No admirável mundo novo, não teríamos massas de analfabetos e sem-teto. Nem crianças viciadas em crack. Mães não jogariam recém-nascidos no lixo. Procuradoras da Justiça não espancariam bebês adotados. Pais e madrastas não jogariam filhos da varanda de casa. Maridos não jogariam no canal uma mala com o corpo da ex-mulher. Vizinhos não se esfaqueariam. Jovens não seriam torturados por brincar com o cavalo de um carroceiro. Meninas não seriam estupradas em celas de homens. Policiais militares não matariam motoboys a pancadas. Imagens de santas não seriam recheadas de drogas.

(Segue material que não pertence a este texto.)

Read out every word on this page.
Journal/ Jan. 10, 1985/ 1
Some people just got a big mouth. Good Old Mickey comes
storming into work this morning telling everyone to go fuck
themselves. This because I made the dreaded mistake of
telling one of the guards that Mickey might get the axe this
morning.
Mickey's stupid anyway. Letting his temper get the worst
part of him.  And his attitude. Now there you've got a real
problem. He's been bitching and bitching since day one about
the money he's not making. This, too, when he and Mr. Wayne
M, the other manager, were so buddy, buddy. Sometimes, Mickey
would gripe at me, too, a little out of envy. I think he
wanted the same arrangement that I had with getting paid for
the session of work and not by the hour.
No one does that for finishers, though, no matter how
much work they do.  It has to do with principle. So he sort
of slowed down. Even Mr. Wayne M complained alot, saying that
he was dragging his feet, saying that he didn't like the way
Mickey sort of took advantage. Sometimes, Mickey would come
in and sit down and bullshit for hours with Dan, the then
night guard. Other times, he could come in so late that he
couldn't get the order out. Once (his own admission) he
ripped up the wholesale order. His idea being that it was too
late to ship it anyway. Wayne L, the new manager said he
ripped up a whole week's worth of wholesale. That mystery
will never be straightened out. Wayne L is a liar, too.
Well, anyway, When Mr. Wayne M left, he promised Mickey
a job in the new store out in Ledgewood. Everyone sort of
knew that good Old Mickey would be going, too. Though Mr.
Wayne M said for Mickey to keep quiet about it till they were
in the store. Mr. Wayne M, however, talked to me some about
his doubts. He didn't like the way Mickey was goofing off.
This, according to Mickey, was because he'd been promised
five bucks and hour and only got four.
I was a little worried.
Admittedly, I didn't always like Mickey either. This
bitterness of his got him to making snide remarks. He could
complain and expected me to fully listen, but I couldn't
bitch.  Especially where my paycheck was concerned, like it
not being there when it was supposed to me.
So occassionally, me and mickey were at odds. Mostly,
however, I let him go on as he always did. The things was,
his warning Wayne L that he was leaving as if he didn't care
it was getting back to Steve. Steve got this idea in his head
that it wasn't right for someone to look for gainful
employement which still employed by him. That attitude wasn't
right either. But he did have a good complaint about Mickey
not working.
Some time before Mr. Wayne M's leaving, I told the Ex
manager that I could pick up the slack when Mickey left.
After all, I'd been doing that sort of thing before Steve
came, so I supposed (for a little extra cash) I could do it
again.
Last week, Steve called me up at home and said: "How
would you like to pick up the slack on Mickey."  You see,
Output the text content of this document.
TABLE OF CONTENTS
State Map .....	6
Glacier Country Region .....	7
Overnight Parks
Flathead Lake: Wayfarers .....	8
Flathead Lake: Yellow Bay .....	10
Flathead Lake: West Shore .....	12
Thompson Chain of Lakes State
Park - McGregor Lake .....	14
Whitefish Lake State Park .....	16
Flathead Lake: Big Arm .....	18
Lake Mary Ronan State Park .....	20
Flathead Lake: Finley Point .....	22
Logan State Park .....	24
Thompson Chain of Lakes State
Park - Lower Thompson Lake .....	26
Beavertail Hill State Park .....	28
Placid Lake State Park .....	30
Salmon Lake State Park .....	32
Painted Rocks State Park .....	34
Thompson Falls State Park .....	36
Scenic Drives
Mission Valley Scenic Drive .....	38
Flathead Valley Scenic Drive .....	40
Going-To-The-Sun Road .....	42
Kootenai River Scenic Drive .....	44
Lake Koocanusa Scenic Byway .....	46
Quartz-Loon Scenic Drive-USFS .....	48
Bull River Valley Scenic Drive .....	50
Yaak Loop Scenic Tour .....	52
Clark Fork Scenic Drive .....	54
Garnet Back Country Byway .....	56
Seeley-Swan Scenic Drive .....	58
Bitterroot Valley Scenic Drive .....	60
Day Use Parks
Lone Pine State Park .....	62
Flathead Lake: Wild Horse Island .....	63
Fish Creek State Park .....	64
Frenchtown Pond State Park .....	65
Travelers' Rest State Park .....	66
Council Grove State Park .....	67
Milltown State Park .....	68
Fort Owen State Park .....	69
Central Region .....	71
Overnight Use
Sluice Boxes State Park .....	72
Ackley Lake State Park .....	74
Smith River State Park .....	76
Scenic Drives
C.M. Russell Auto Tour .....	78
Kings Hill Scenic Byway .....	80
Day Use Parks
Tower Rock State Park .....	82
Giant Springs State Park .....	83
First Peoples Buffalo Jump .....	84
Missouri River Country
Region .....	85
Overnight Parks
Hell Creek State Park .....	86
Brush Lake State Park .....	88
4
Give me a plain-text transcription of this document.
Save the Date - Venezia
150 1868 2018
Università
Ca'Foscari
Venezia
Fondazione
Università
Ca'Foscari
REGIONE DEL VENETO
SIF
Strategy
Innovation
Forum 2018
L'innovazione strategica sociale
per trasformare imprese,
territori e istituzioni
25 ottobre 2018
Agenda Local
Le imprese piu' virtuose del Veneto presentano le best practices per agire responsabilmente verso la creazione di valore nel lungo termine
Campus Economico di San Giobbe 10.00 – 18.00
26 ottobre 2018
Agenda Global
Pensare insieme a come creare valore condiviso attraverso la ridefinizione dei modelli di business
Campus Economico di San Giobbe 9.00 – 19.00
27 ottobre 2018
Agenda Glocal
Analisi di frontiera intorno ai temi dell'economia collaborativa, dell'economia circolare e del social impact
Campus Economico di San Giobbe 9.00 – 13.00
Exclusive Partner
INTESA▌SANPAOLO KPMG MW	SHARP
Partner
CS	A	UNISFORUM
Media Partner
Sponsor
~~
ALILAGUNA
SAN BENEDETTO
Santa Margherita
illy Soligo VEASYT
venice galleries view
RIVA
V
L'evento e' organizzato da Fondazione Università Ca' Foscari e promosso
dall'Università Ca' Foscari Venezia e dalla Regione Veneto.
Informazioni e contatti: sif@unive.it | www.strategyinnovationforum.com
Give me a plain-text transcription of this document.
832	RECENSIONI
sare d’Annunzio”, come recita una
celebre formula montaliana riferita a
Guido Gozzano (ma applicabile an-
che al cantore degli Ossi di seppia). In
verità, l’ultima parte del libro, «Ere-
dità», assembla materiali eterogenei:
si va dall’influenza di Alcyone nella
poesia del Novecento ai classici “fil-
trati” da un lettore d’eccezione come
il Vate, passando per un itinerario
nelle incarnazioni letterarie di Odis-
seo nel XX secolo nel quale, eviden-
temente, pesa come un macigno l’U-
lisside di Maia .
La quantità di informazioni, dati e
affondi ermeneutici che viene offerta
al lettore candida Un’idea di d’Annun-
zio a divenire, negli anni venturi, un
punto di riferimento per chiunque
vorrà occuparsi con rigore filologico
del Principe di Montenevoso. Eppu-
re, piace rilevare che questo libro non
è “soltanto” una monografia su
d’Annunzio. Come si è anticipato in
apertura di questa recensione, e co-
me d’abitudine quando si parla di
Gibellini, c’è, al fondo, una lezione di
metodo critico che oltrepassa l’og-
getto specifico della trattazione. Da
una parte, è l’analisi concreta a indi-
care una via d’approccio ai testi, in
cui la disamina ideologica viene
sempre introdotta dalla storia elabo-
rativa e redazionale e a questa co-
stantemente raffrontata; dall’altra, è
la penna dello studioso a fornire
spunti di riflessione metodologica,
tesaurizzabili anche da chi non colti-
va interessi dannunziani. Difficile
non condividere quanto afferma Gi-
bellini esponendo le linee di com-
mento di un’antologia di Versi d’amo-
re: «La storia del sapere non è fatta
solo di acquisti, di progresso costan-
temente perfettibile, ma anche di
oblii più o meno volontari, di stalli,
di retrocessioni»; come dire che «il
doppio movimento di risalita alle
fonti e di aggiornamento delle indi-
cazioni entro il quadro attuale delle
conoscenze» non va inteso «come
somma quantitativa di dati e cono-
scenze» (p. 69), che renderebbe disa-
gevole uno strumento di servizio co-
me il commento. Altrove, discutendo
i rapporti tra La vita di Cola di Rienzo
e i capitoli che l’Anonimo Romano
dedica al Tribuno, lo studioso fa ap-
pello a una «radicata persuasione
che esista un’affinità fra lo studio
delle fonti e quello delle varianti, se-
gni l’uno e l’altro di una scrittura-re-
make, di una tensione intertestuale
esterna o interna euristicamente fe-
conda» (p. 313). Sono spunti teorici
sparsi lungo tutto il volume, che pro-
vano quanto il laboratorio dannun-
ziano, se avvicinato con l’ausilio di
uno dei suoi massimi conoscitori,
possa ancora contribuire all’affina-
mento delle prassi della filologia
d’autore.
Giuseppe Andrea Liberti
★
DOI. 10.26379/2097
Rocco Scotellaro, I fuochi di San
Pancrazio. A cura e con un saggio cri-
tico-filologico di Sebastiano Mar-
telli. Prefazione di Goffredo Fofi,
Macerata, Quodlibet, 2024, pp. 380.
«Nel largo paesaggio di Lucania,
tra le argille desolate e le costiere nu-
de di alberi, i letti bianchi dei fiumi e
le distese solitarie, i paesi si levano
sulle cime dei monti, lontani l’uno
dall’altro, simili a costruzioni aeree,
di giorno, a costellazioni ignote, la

No admirável mundo novo, um presidente da República não deixaria uma dívida recorde de R$ 2,2 trilhões – ou 64,4% do PIB – para o sucessor. Os cidadãos honestos de países em desenvolvimento não trabalhariam 148 dias por ano apenas para pagar impostos. O brasileiro não pagaria pelos mesmos produtos mais que o europeu e o americano – apenas para saciar a fome de governos que não se contentam com seus recordes na arrecadação 
Os políticos seriam honestos e não encheriam de suborno suas cuecas e meias. Não pagariam por votos, não usariam favelados como massa de manobra à custa de centenas de vidas. Candidatos seriam obrigados a ter ficha limpa (será que acontece em 2010?). Os políticos intelectuais também deveriam ser coerentes com suas ideias e seu passado em vez de fazer alianças oportunistas, tornando adversários os seus companheiros de luta.
Se já existe vida artificial, temos o direito de sonhar.